Cop: We’re doing it right now.
This bon mot was met with a roar of laughter from all the onlookers, myself included. Having had my fill of ‘fun’ for the day, I went upstairs to my apartment. This was a bad call on my part: I later learned from my upstairs neighbor that he was hauled off in a straight jacket after rattling off a rather choice rant about being a U.S. Marine.
Miss Heather
Greenpoint Love
Filed under: Greenpoint Magic
Last night my sister-in-law checked into the Chateau de Ghetto Arms (the living room of my apartment). Her flight ran two hours late, so she did not get the full ‘Welcome to Greenpoint’ experience until today (when we went out). On the way to the subway she (we) saw:
- One drunk dude falling asleep against a pay phone on Manhattan Avenue
- Another drunk dude pissing on Kent Street
At 12:30 p.m. Not exactly the stuff one usually finds in rural Indiana (which is where she resides). The piece de resistance however was when we arrived home this afternoon and exited the Queens-bound platform (of the G) at India Street.
A little motivational material to kick off the morning commute…
with a little something especially for the ladies.
In Greenpoint ‘love’ is an equal opportunity thing… and there’s always plenty of it to go around.
Miss Heather
Greenpoint Pest Control
Filed under: Greenpoint Magic
Today my next door neighbors presented me with a new, challenging piece of refuse.
It took me awhile to figure out what this assemblage is, but I did:
- One used paper towel roll.
- One sticky mouse trap with…
- a dead mouse!
While deciphering the components of this contraption was difficult (until I noticed its strong resemblance to the ‘tools’ monkies make to fish dirt mounds for delicious termites), figuring out why it came about was not; someone was too grossed out to actually pick up the trap using his/her hand, so a TOOL was improvised. A ghetto-ass tool.

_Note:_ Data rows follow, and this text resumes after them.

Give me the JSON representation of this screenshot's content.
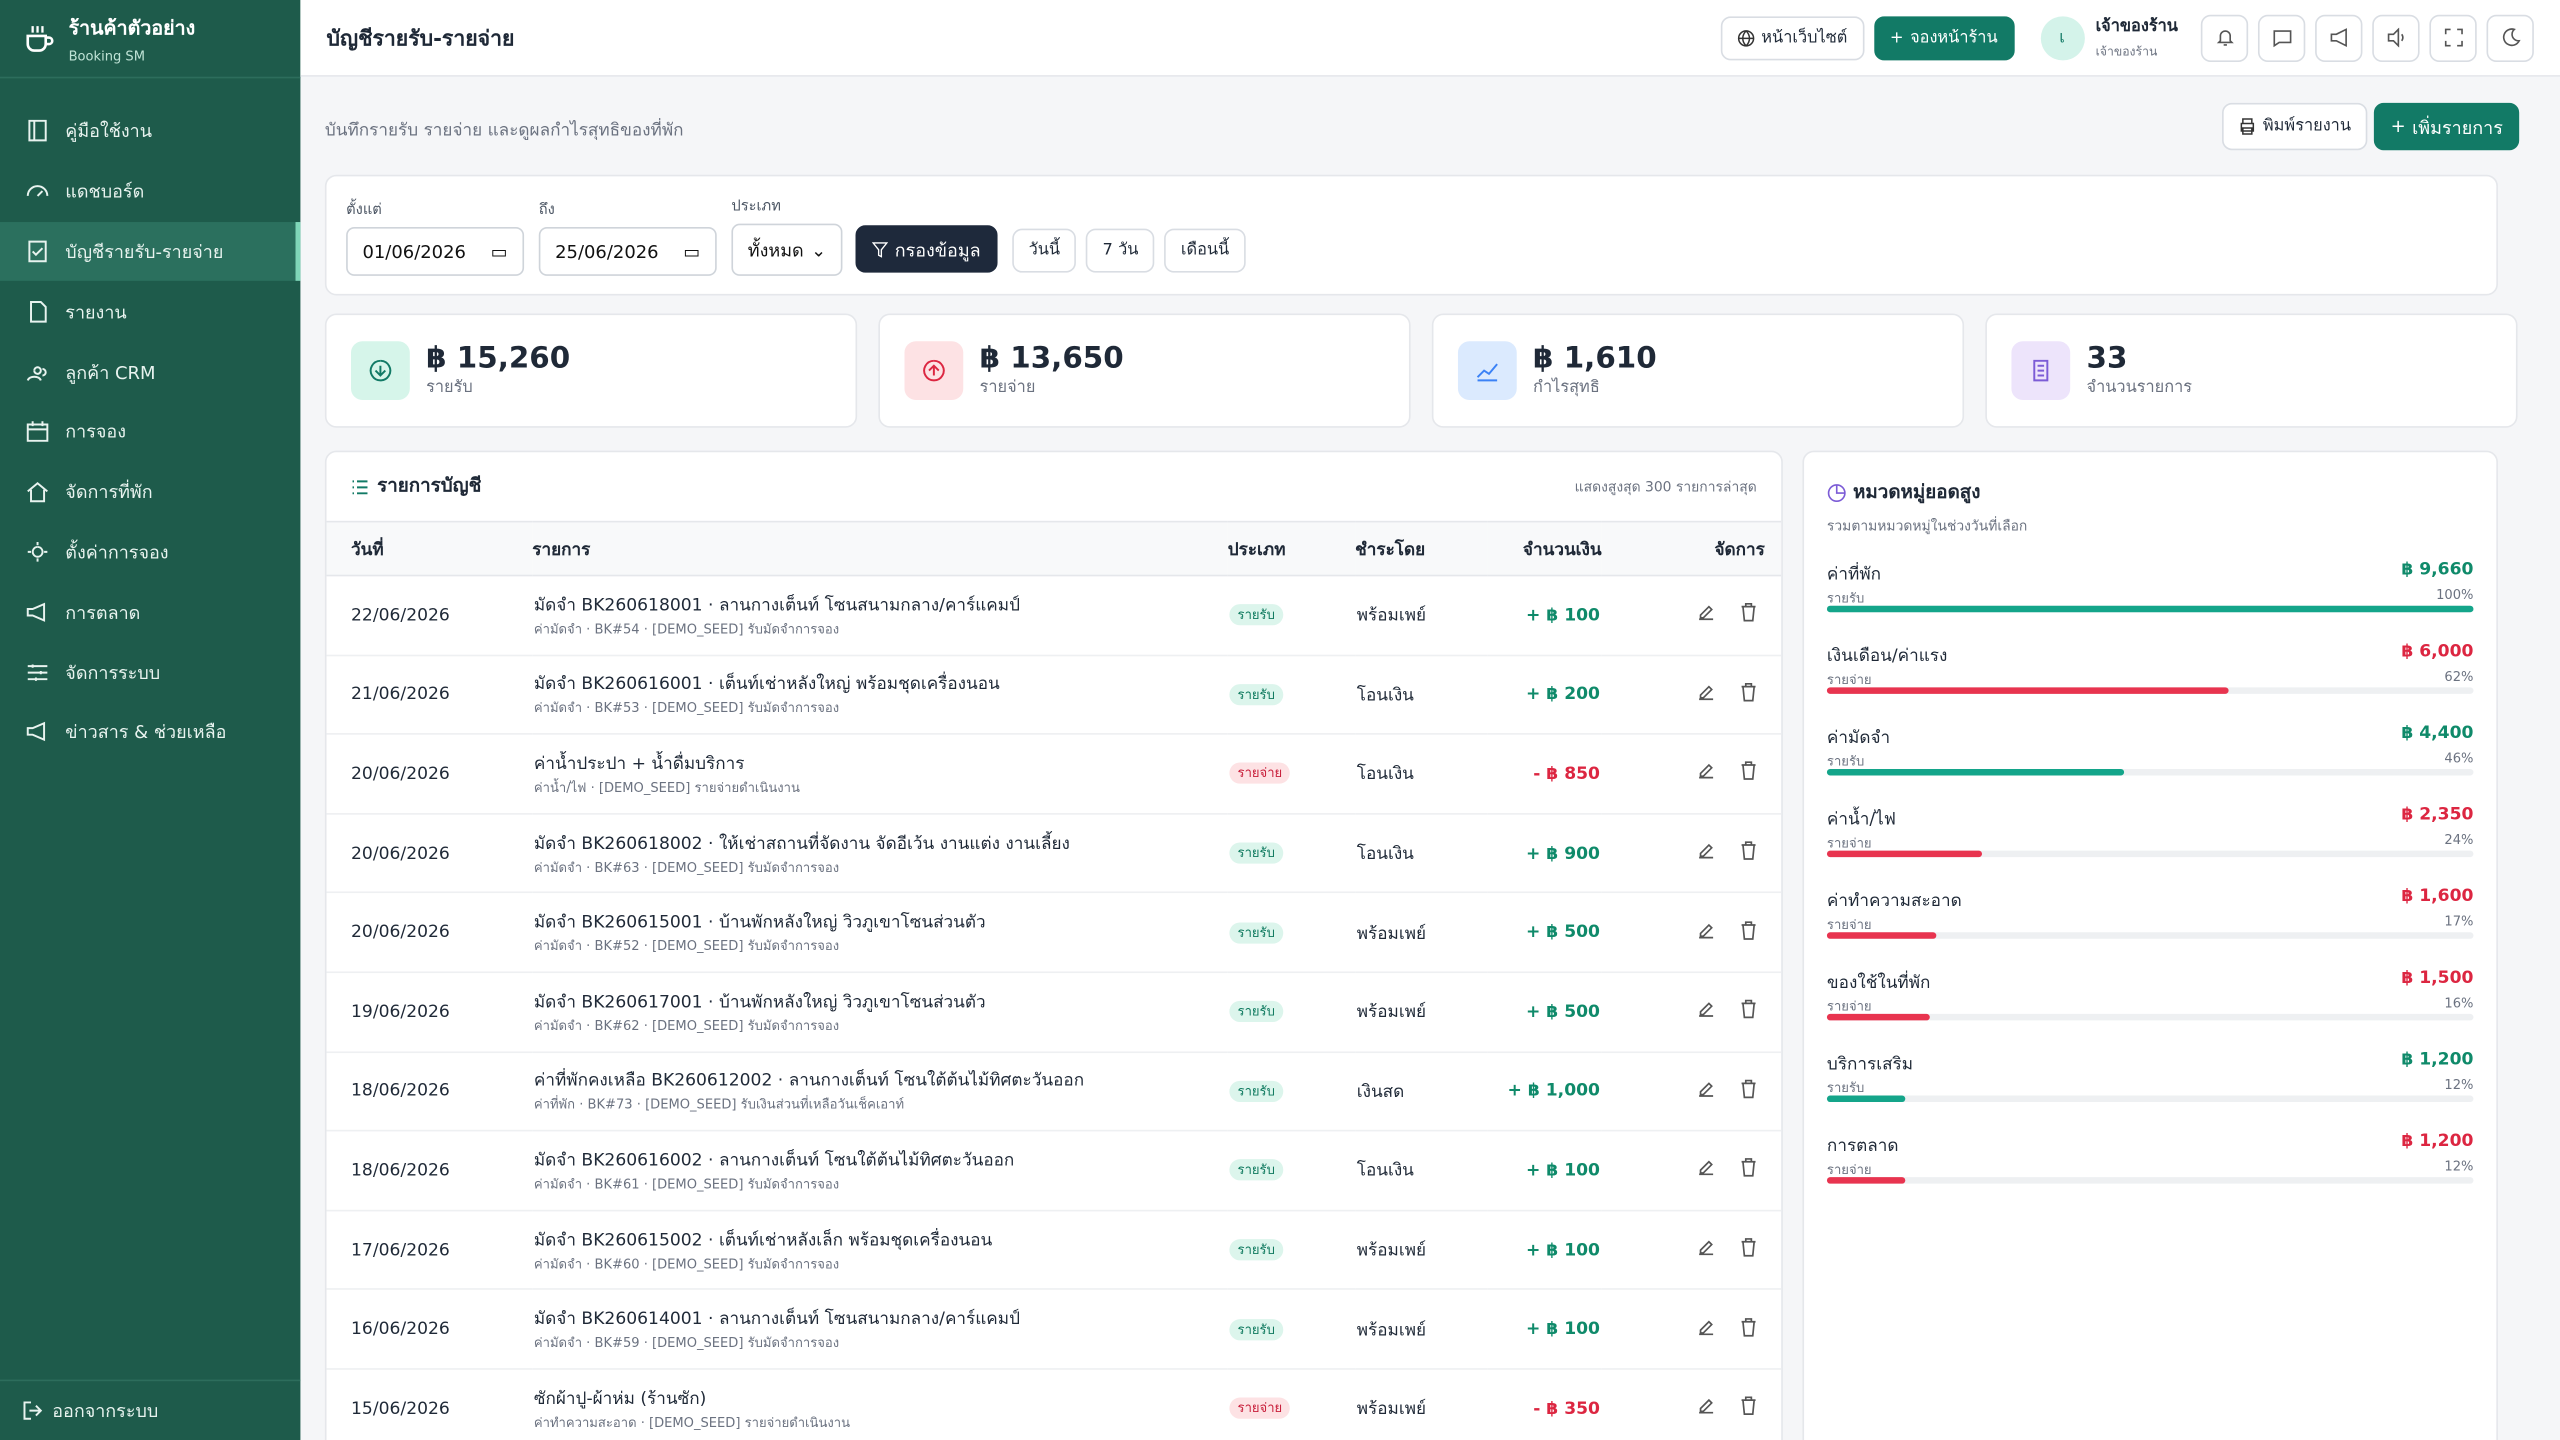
{
  "sidebar": {
    "brand": "ร้านค้าตัวอย่าง",
    "brand_sub": "Booking SM",
    "nav": [
      "คู่มือใช้งาน",
      "แดชบอร์ด",
      "บัญชีรายรับ-รายจ่าย",
      "รายงาน",
      "ลูกค้า CRM",
      "การจอง",
      "จัดการที่พัก",
      "ตั้งค่าการจอง",
      "การตลาด",
      "จัดการระบบ",
      "ข่าวสาร & ช่วยเหลือ"
    ],
    "active": 2,
    "logout": "ออกจากระบบ"
  },
  "header": {
    "title": "บัญชีรายรับ-รายจ่าย",
    "website": "หน้าเว็บไซต์",
    "book": "จองหน้าร้าน",
    "avatar": "เ",
    "user": "เจ้าของร้าน",
    "role": "เจ้าของร้าน"
  },
  "page": {
    "subtitle": "บันทึกรายรับ รายจ่าย และดูผลกำไรสุทธิของที่พัก",
    "print": "พิมพ์รายงาน",
    "add": "เพิ่มรายการ"
  },
  "filters": {
    "from_label": "ตั้งแต่",
    "from": "01/06/2026",
    "to_label": "ถึง",
    "to": "25/06/2026",
    "type_label": "ประเภท",
    "type": "ทั้งหมด",
    "apply": "กรองข้อมูล",
    "quick": [
      "วันนี้",
      "7 วัน",
      "เดือนนี้"
    ]
  },
  "stats": [
    {
      "value": "฿ 15,260",
      "label": "รายรับ"
    },
    {
      "value": "฿ 13,650",
      "label": "รายจ่าย"
    },
    {
      "value": "฿ 1,610",
      "label": "กำไรสุทธิ"
    },
    {
      "value": "33",
      "label": "จำนวนรายการ"
    }
  ],
  "ledger": {
    "title": "รายการบัญชี",
    "note": "แสดงสูงสุด 300 รายการล่าสุด",
    "columns": [
      "วันที่",
      "รายการ",
      "ประเภท",
      "ชำระโดย",
      "จำนวนเงิน",
      "จัดการ"
    ],
    "rows": [
      {
        "date": "22/06/2026",
        "title": "มัดจำ BK260618001 · ลานกางเต็นท์ โซนสนามกลาง/คาร์แคมป์",
        "sub": "ค่ามัดจำ · BK#54 · [DEMO_SEED] รับมัดจำการจอง",
        "type": "รายรับ",
        "pay": "พร้อมเพย์",
        "amount": "+ ฿ 100"
      },
      {
        "date": "21/06/2026",
        "title": "มัดจำ BK260616001 · เต็นท์เช่าหลังใหญ่ พร้อมชุดเครื่องนอน",
        "sub": "ค่ามัดจำ · BK#53 · [DEMO_SEED] รับมัดจำการจอง",
        "type": "รายรับ",
        "pay": "โอนเงิน",
        "amount": "+ ฿ 200"
      },
      {
        "date": "20/06/2026",
        "title": "ค่าน้ำประปา + น้ำดื่มบริการ",
        "sub": "ค่าน้ำ/ไฟ · [DEMO_SEED] รายจ่ายดำเนินงาน",
        "type": "รายจ่าย",
        "pay": "โอนเงิน",
        "amount": "- ฿ 850"
      },
      {
        "date": "20/06/2026",
        "title": "มัดจำ BK260618002 · ให้เช่าสถานที่จัดงาน จัดอีเว้น งานแต่ง งานเลี้ยง",
        "sub": "ค่ามัดจำ · BK#63 · [DEMO_SEED] รับมัดจำการจอง",
        "type": "รายรับ",
        "pay": "โอนเงิน",
        "amount": "+ ฿ 900"
      },
      {
        "date": "20/06/2026",
        "title": "มัดจำ BK260615001 · บ้านพักหลังใหญ่ วิวภูเขาโซนส่วนตัว",
        "sub": "ค่ามัดจำ · BK#52 · [DEMO_SEED] รับมัดจำการจอง",
        "type": "รายรับ",
        "pay": "พร้อมเพย์",
        "amount": "+ ฿ 500"
      },
      {
        "date": "19/06/2026",
        "title": "มัดจำ BK260617001 · บ้านพักหลังใหญ่ วิวภูเขาโซนส่วนตัว",
        "sub": "ค่ามัดจำ · BK#62 · [DEMO_SEED] รับมัดจำการจอง",
        "type": "รายรับ",
        "pay": "พร้อมเพย์",
        "amount": "+ ฿ 500"
      },
      {
        "date": "18/06/2026",
        "title": "ค่าที่พักคงเหลือ BK260612002 · ลานกางเต็นท์ โซนใต้ต้นไม้ทิศตะวันออก",
        "sub": "ค่าที่พัก · BK#73 · [DEMO_SEED] รับเงินส่วนที่เหลือวันเช็คเอาท์",
        "type": "รายรับ",
        "pay": "เงินสด",
        "amount": "+ ฿ 1,000"
      },
      {
        "date": "18/06/2026",
        "title": "มัดจำ BK260616002 · ลานกางเต็นท์ โซนใต้ต้นไม้ทิศตะวันออก",
        "sub": "ค่ามัดจำ · BK#61 · [DEMO_SEED] รับมัดจำการจอง",
        "type": "รายรับ",
        "pay": "โอนเงิน",
        "amount": "+ ฿ 100"
      },
      {
        "date": "17/06/2026",
        "title": "มัดจำ BK260615002 · เต็นท์เช่าหลังเล็ก พร้อมชุดเครื่องนอน",
        "sub": "ค่ามัดจำ · BK#60 · [DEMO_SEED] รับมัดจำการจอง",
        "type": "รายรับ",
        "pay": "พร้อมเพย์",
        "amount": "+ ฿ 100"
      },
      {
        "date": "16/06/2026",
        "title": "มัดจำ BK260614001 · ลานกางเต็นท์ โซนสนามกลาง/คาร์แคมป์",
        "sub": "ค่ามัดจำ · BK#59 · [DEMO_SEED] รับมัดจำการจอง",
        "type": "รายรับ",
        "pay": "พร้อมเพย์",
        "amount": "+ ฿ 100"
      },
      {
        "date": "15/06/2026",
        "title": "ซักผ้าปู-ผ้าห่ม (ร้านซัก)",
        "sub": "ค่าทำความสะอาด · [DEMO_SEED] รายจ่ายดำเนินงาน",
        "type": "รายจ่าย",
        "pay": "พร้อมเพย์",
        "amount": "- ฿ 350"
      }
    ]
  },
  "categories": {
    "title": "หมวดหมู่ยอดสูง",
    "subtitle": "รวมตามหมวดหมู่ในช่วงวันที่เลือก",
    "items": [
      {
        "name": "ค่าที่พัก",
        "amount": "฿ 9,660",
        "kind": "รายรับ",
        "pct": "100%"
      },
      {
        "name": "เงินเดือน/ค่าแรง",
        "amount": "฿ 6,000",
        "kind": "รายจ่าย",
        "pct": "62%"
      },
      {
        "name": "ค่ามัดจำ",
        "amount": "฿ 4,400",
        "kind": "รายรับ",
        "pct": "46%"
      },
      {
        "name": "ค่าน้ำ/ไฟ",
        "amount": "฿ 2,350",
        "kind": "รายจ่าย",
        "pct": "24%"
      },
      {
        "name": "ค่าทำความสะอาด",
        "amount": "฿ 1,600",
        "kind": "รายจ่าย",
        "pct": "17%"
      },
      {
        "name": "ของใช้ในที่พัก",
        "amount": "฿ 1,500",
        "kind": "รายจ่าย",
        "pct": "16%"
      },
      {
        "name": "บริการเสริม",
        "amount": "฿ 1,200",
        "kind": "รายรับ",
        "pct": "12%"
      },
      {
        "name": "การตลาด",
        "amount": "฿ 1,200",
        "kind": "รายจ่าย",
        "pct": "12%"
      }
    ]
  }
}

It was very thoughtful of my neighbors to share this tasty morsel with me. Periodic visits to my kitchen would simply not be complete without a scenic view of deceased vermin. Thanks a lot guys assholes!
As always this repulsive, but strangely ingenius, item has been added to my “Backdoor Crapstavaganza“.
Miss Heather
UPDATE 3/25/07: The dead mouse has since disappeared. I think the pigeons ate it. I have seen them devour rancid hot dog weenies, so a dead rodent soaking in water is probably right up their alley. The raw hide bone is still there, though.